Court Opinion

ID: 5098198
Source: CourtListenerOpinion
Date Created: 2021-10-01 19:41:27.473692+00
Date Added: 2024-06-11T08:20:54.209079
License: Public Domain

KNOPF, Judge,
dissenting:
Respectfully I dissent. I do not believe that the majority opinion addresses the crucial issue in this case as raised by the appellant, Judy Lewis. I agree with the appellant that the jury instructions in this case were so confusing as to be improper. As a result, the appellant should receive a new trial.
Instruction No. 2, after noting a driver’s general duty of care and some of the more particular forms of that duty pertinent to this case, advised the jury as follows:
If you are satisfied from the evidence that the Defendant, Anita Combs, failed to comply with one (1) or more of these duties and that such failure was a substantial factor in causing the collision, you will find for the Plaintiff, Judy Lewis. Otherwise, you will find for the Defendant, Anita Combs.

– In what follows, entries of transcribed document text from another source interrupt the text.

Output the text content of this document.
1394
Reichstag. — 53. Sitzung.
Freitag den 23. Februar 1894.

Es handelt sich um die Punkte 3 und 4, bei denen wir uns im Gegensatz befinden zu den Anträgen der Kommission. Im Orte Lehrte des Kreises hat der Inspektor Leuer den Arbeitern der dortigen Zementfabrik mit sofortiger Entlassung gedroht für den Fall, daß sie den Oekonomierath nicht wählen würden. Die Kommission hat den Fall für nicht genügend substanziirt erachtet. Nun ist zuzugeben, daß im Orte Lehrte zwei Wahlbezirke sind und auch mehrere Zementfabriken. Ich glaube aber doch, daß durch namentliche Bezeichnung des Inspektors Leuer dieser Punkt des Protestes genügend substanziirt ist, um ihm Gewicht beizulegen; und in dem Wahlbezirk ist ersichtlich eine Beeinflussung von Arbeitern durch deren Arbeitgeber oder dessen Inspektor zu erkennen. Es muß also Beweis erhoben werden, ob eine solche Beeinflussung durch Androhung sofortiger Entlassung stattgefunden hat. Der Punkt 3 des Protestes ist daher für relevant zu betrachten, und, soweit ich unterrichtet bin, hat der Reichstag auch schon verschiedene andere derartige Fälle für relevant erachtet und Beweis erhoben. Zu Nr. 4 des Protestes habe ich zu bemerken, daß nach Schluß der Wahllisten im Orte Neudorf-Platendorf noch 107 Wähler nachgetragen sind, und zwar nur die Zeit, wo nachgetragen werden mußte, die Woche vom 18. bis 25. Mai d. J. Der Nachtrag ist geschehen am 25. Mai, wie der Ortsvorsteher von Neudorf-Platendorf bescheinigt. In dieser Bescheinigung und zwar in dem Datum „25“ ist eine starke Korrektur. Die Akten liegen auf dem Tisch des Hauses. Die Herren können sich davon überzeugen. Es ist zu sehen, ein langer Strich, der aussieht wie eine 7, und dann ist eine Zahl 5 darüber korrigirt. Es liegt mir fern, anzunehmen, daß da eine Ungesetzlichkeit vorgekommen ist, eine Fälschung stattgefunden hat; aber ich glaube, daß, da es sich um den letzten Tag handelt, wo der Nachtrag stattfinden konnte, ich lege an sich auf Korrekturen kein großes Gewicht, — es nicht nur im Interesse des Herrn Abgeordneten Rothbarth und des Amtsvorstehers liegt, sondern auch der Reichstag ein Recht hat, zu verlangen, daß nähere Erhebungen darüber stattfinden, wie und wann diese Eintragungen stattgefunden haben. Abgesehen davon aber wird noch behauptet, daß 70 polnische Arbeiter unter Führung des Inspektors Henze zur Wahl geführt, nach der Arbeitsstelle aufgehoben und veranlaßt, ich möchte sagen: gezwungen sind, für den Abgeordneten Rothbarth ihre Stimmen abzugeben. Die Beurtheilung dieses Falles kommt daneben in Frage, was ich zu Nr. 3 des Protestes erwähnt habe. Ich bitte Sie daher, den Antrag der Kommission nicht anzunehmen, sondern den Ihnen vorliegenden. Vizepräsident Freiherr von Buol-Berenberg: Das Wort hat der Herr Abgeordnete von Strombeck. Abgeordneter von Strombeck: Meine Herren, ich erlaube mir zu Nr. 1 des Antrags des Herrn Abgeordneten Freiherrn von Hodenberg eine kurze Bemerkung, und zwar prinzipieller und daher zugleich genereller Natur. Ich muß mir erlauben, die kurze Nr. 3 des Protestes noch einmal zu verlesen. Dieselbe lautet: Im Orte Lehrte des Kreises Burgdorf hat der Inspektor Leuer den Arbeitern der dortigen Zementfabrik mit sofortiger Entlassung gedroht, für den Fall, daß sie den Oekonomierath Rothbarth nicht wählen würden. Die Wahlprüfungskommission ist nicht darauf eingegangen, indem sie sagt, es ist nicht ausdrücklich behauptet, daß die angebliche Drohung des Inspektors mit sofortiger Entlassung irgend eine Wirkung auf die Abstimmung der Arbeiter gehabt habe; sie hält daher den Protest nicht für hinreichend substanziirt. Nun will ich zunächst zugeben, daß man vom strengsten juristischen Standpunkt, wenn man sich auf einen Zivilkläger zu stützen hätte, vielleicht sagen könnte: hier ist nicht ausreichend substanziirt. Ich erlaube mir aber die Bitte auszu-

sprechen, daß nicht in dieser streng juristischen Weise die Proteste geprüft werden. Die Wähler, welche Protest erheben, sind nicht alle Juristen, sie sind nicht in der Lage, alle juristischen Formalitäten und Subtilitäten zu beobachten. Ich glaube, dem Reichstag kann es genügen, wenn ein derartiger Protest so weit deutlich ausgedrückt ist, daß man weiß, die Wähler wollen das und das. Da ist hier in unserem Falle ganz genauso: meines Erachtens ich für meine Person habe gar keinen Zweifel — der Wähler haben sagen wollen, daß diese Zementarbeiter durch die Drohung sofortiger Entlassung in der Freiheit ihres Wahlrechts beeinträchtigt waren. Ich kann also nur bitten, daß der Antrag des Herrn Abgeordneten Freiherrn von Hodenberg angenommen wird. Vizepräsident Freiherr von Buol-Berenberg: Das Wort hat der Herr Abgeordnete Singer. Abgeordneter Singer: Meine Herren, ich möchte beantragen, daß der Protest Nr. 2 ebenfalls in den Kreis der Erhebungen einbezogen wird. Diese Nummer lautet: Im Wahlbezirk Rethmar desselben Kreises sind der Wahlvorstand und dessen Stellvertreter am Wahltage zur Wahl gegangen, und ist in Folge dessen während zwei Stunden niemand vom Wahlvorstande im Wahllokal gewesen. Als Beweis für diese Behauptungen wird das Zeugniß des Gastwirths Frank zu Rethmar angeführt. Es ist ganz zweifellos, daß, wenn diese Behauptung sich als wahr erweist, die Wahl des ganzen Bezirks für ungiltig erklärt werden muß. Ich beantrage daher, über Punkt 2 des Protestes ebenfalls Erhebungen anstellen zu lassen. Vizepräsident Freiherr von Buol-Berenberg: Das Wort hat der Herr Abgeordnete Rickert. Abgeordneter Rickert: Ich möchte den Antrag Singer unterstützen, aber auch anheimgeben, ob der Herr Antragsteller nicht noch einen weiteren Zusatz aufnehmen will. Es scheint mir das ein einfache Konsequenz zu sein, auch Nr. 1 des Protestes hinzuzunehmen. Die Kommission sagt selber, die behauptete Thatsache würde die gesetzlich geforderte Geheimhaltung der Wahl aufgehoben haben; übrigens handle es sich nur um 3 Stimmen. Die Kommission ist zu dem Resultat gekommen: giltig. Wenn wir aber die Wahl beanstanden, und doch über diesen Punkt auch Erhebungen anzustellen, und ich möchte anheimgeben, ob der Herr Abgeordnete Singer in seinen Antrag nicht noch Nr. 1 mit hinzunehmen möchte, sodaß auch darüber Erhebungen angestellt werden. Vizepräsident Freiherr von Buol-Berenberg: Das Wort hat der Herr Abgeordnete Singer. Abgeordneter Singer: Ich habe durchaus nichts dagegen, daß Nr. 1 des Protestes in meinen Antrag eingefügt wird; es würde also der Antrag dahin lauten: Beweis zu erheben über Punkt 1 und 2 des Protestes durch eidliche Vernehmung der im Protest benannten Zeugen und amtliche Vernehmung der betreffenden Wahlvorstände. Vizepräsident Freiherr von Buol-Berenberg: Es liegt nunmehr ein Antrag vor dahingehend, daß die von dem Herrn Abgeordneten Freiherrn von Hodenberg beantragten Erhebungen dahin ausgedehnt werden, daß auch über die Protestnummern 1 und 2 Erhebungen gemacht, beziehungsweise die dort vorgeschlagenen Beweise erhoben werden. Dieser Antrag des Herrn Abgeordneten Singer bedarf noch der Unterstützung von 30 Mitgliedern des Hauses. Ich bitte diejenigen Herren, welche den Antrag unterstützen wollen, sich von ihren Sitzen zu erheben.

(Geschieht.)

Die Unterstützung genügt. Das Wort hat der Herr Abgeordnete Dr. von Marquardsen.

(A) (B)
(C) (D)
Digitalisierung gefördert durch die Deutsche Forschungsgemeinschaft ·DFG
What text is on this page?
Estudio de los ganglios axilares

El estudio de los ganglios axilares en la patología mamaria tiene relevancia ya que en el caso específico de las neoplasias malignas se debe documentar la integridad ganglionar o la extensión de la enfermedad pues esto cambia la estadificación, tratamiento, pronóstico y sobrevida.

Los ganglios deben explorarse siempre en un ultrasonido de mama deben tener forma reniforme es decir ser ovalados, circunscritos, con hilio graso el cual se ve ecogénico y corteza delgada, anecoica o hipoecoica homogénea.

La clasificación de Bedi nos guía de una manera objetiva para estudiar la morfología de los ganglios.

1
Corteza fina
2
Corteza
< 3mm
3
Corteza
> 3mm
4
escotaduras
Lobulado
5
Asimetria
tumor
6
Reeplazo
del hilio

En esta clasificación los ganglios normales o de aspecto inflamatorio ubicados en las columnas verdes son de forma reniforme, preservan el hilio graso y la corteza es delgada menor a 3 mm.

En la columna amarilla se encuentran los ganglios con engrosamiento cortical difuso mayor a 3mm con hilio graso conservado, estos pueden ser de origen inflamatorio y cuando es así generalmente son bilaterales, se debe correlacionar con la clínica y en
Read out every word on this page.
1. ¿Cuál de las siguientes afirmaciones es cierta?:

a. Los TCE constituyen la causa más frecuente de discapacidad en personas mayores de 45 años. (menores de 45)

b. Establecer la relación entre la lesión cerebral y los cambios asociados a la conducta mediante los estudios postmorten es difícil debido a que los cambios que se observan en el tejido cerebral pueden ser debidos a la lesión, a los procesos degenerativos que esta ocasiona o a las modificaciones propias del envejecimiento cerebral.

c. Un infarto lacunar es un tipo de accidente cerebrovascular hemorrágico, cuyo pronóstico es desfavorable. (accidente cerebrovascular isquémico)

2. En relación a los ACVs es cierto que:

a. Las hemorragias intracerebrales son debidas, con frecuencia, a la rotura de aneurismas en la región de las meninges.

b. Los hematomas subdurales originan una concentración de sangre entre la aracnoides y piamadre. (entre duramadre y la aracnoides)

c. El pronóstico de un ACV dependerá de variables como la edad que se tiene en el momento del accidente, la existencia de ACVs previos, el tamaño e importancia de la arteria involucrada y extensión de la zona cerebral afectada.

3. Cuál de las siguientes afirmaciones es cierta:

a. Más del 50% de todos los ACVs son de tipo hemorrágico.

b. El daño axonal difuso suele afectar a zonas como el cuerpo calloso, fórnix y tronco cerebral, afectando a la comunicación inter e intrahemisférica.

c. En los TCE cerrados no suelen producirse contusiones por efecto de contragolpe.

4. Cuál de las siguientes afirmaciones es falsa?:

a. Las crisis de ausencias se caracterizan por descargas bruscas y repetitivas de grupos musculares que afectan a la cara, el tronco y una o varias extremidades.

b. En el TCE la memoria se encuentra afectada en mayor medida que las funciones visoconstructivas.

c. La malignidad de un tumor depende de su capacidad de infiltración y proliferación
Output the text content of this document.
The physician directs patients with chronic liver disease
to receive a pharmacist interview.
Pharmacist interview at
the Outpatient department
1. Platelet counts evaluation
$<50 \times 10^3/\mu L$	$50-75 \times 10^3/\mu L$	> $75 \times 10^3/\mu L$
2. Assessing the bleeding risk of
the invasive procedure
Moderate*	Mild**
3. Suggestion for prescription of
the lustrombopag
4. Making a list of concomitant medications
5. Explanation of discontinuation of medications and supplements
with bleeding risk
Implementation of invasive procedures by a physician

*595The jury was then asked to respond to the following interrogatories:
Does the Jury believe from the evidence that the Defendant, Anita Combs, failed to abide by any of her duties set forth in Instruction No. [2]?
Answer: Yes.
Does the Jury believe from the evidence that the Plaintiff, Judy Lewis, suffered any injury as a result of the accident? ... If ... your answer to [this] interrogatory is “NO,” then you shall not deliberate further regarding the accident.
Answer: No.
Lewis objected to this second interrogatory on the ground that it confuses the issue of liability. I agree. “Injury” is a term of art in the law, an element of the plaintiffs cause of action. Under Instruction No. 2, if the jury believed that Combs negligently caused her car to collide with the car in which Lewis was a passenger, then Lewis was legally “injured”; that is, a legally protected right had been invaded. A cause of action for negligence, however, requires more than an injury in this sense. The injury must result in actual loss or damage. Capital Holding Corporation v. Bailey, Ky., 873 S.W.2d 187 (1994). Thus, although the first interrogatory noted above was apparently understood by the parties and the trial court as providing a basis for finding Combs liable, in fact it did not. It did not establish the “actual loss” element. The second interrogatory noted above may have been intended to address that element, but “injury” as used in that interrogatory does not accurately convey what Lewis was obliged to prove. “Injury” was not defined in the instructions, and absent an explanation that “injury” here means loss, it seems likely that the jury would have understood this interrogatory to ask whether Lewis had suffered a physical “injury”; that is, significant damage to her body. Yet Lewis could have suffered a loss as a result of the accident despite not having been physically injured in this sense. The accident was alleged to have necessitated medical examinations, for example, the expenses of which could be deemed recoverable. Pain and suffering were also alleged and treatment to relieve pain. These too could be found proximate, compensable results of such an accident. “Injury,” therefore, in the lay sense of significant physical damage, was not an element of Lewis’s cause of action. It thus should not have been set up as a condition to her right to recover.
Of course, whether Lewis was physically injured in the accident was an important factor in the determination of the amount of her damages, but before getting to that question the question of liability should have been more clearly addressed. Believing that the confusing “injury” interrogatory deprived Lewis of a fair trial, I would reverse the judgment and remand for new proceedings.
That the instructions were confusing appears in another aspect of this case: the question concerning the propriety of an award of costs where there are no actual damages. Because I would remand for a new trial, I would not reach that question. But on that question, too, I disagree with the majority. Confusion has arisen from the characterization of this verdict as liability but zero damages. As noted above, however, if Lewis did not prove an actual loss stemming from the accident then she did not establish Combs’s liability, she was not a prevailing party, and she was not entitled to costs under the standard rule. Period. There is no need for the new rule the majority has announced. I am concerned that the majority opinion would establish a fixed rule too broadly denying costs. In cases where only nominal damages are awarded, for example, an award of costs is clearly appropriate. There may be cases as well wherein liability is proven much more conclusively than in this case, but the proof nevertheless fails on the damage issue. I do not support a blanket rule that in all such cases costs should necessarily be denied.